Au lendemain de l’annonce, par le Premier ministre Selom Klassou, du premier cas confirmé à la maladie à Coronavirus (COVID-19) au Togo, le gouvernement togolais a pris dès le 16 Mars 2020, d’importantess décisions. Lesquelles visant essentiellement à contenir la propagation du virus, à la lumière des mesures qui ont été prises dans d’autres pays contaminés des semaines plus tôt. Consécutivement les 16; 19; 20 et 21 Mars 2020, ces mesures vont de la limitation des effectifs lors des manifestations, lors des funérailles, mariages et autres à la fermeture des lieux de cultes, des frontières etc. En somme, une batterie de mesures qui seront complétées après avec la sortie du chef de l’État le 1er Avril suivant où il a décidé de l’instauration d’un État d’urgence sanitaire de 3 mois. Et ce n’est que le le 8 avril dernier, soit une semaine après le discours-décision du chef de l’État que le décret devant officialiser l’État d’urgence a été pris. Qui plus est pour un décret signé le 8 avril, l’article 1er dit que l’État d’urgence sanitaire a commencé 3 semaines plus tôt, soit déjà le 16 Mars 2020. Une curiosité ! Pourquoi a-t-on attendu 3 semaines avant de légaliser ce qu’on a déjà imposé aux citoyens? À Soi ! Fidèle à la lettre du décret du 08 Avril, l’on est en droit de se demander si nous sommes toujours en État d’urgence sanitaire. Cette décision exceptionnelle prévue par la constitution ayant commencé par décompter dès le 16 mars, elle est donc forclose le 16 Juin dernier.
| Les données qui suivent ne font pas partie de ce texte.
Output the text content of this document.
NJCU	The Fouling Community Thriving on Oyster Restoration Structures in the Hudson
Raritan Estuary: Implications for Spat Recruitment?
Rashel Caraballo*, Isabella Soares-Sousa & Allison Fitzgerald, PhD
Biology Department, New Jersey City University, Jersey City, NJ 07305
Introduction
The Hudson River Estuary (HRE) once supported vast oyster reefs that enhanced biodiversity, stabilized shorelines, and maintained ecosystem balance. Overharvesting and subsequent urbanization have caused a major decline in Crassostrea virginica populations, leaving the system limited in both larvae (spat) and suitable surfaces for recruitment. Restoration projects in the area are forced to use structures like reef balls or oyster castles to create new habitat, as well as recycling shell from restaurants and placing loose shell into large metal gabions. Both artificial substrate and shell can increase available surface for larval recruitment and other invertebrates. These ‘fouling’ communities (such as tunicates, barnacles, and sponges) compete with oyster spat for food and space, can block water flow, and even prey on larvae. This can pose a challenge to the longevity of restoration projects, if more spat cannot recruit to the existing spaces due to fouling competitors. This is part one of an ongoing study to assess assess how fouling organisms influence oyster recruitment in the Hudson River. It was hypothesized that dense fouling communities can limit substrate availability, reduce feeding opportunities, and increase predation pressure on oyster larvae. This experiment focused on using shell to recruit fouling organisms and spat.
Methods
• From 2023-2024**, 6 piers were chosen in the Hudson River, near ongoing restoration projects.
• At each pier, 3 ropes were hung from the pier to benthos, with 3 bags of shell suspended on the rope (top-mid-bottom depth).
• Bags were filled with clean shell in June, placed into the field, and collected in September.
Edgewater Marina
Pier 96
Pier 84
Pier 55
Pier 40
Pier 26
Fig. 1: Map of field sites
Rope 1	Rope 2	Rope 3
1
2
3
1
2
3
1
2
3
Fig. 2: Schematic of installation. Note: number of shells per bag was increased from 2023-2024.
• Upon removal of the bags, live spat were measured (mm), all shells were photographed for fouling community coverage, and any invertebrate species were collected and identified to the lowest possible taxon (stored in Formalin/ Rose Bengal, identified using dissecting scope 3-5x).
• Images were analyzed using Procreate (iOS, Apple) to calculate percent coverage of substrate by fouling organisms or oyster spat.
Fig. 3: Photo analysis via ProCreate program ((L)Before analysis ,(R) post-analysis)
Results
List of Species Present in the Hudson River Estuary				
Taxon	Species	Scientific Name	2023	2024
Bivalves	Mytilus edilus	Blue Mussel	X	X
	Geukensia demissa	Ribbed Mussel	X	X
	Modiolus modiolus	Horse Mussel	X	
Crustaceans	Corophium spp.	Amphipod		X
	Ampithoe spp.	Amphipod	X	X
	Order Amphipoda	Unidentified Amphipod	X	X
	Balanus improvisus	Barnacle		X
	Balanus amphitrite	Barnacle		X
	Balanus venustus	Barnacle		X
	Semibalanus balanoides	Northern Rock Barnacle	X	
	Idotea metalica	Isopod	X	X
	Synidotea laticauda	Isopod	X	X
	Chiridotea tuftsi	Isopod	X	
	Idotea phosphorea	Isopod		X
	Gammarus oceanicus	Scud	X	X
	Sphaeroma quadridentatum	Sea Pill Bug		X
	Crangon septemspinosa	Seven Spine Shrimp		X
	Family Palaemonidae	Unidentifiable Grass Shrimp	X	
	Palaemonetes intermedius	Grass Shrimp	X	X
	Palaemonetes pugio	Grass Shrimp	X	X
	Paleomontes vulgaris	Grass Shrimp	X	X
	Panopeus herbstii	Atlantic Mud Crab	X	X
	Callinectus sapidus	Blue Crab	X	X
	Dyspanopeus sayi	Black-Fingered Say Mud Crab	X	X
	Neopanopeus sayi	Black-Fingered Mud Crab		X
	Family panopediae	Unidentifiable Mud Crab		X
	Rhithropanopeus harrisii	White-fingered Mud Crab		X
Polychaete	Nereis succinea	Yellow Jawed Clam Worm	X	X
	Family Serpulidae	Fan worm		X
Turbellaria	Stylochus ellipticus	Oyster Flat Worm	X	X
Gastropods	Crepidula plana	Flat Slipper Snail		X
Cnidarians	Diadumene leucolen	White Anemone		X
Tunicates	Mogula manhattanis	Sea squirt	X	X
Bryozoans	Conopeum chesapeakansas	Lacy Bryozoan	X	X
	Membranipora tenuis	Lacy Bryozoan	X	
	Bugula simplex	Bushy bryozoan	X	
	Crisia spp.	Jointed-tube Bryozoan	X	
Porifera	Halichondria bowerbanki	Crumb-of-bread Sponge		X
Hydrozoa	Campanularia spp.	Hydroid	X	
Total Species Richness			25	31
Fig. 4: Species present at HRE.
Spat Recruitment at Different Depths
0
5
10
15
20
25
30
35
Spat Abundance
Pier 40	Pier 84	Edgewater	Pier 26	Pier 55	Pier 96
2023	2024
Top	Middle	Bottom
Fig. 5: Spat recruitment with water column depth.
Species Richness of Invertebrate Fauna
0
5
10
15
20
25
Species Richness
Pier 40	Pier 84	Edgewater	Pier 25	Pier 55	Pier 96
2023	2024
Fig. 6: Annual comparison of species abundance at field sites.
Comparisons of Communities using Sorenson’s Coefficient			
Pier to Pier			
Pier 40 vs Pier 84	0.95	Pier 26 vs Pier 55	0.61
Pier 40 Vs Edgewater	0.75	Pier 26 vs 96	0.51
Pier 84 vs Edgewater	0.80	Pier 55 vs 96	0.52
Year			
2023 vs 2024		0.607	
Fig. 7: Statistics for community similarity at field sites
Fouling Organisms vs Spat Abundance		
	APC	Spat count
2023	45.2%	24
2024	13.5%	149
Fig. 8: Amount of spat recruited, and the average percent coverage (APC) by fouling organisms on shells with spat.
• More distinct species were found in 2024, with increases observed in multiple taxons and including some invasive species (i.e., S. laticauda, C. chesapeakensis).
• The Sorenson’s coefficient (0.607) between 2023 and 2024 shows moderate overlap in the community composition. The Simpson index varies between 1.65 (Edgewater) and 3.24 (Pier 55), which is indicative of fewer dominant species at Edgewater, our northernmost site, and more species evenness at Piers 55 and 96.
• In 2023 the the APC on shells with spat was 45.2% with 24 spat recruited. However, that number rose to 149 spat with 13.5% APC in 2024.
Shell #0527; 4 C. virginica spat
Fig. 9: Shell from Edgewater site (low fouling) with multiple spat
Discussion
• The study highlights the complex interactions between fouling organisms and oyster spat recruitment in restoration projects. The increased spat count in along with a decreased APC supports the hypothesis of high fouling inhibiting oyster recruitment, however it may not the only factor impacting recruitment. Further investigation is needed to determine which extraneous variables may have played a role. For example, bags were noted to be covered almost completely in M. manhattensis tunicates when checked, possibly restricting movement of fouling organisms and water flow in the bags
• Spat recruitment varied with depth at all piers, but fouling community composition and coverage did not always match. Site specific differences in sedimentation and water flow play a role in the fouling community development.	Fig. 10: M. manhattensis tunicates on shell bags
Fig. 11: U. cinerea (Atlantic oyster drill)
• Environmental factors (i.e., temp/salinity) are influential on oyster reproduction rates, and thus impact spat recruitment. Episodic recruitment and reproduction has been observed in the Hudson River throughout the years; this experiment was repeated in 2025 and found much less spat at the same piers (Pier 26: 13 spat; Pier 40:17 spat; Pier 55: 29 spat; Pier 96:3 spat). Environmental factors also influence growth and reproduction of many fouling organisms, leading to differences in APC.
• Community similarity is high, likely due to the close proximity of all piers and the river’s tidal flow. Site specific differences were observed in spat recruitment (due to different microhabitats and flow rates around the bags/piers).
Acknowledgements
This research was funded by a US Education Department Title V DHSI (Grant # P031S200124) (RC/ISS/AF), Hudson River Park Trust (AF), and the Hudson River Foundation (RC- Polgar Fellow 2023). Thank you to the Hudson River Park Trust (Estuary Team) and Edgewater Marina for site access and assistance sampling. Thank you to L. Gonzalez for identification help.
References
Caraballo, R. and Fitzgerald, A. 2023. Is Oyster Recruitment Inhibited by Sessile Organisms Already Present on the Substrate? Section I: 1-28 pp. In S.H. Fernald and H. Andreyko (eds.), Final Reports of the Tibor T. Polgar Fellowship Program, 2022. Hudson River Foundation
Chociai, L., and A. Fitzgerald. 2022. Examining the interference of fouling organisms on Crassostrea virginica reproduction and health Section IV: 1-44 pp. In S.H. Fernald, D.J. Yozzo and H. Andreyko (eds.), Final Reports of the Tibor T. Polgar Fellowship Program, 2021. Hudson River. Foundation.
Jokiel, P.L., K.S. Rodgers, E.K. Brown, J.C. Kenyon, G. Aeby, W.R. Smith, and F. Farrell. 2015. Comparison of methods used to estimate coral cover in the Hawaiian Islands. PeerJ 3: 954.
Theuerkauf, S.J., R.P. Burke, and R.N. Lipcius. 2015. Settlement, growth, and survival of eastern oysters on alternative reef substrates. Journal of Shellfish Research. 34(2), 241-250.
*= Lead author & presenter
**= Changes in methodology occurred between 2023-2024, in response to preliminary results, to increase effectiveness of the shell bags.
Le cas du gouvernement Klassou

Par ailleurs, à la suite d’incessants appels à la démission du gouvernement Klassou, conformément à la norme républicaine, au lendemain de la prestation de serment de Faure Gnassingbé, le 3 mai dernier, la Cour Constitutionnelle a précisé que Klassou ne pourra rendre le tablier qu’à la fin de l’Etat d’urgence sanitaire. Quitte à être reconduit ou non par le Chef de l’Etat, comme cela se passe partout.

Mais alors, si tant est que, prise dans le temps, cette mesure devrait s’expirer depuis une semaine déjà, la situation s’apparente  donc à une  jurisprudence sans précédent. D’où justement l’urgence pour la Cour constitutionnelle de lever l’équivoque si il y en a, ou alors de présenter des excuses pour ce qui s’établirait comme un manquement. Mais jusque-là, c’est un silence de cimetière.

Entorse aux lois républicaines

De toute analyse faite, il en ressort une situation anormale qui n’est pas de nature à honorer le pays et sa jeune démocratie. Au contraire, cela confirme le mode de gouvernance en vigueur au Togo où tout se fait sans rendre compte au peuple. Au lieu de ce silence assimilable à la sacralisation du laxisme, il est souhaitable que le pouvoir précise plutôt que le maintien de certaines mesures anti covid 19  tire sa légalité de la loi d’habilitation qui, depuis le 30 mars, induit une gouvernance par ordonnance pour une durée de six mois. Donc finissant en septembre prochain. Tout autre forme ne saurait donc que de l’entorse aux lois républicaines.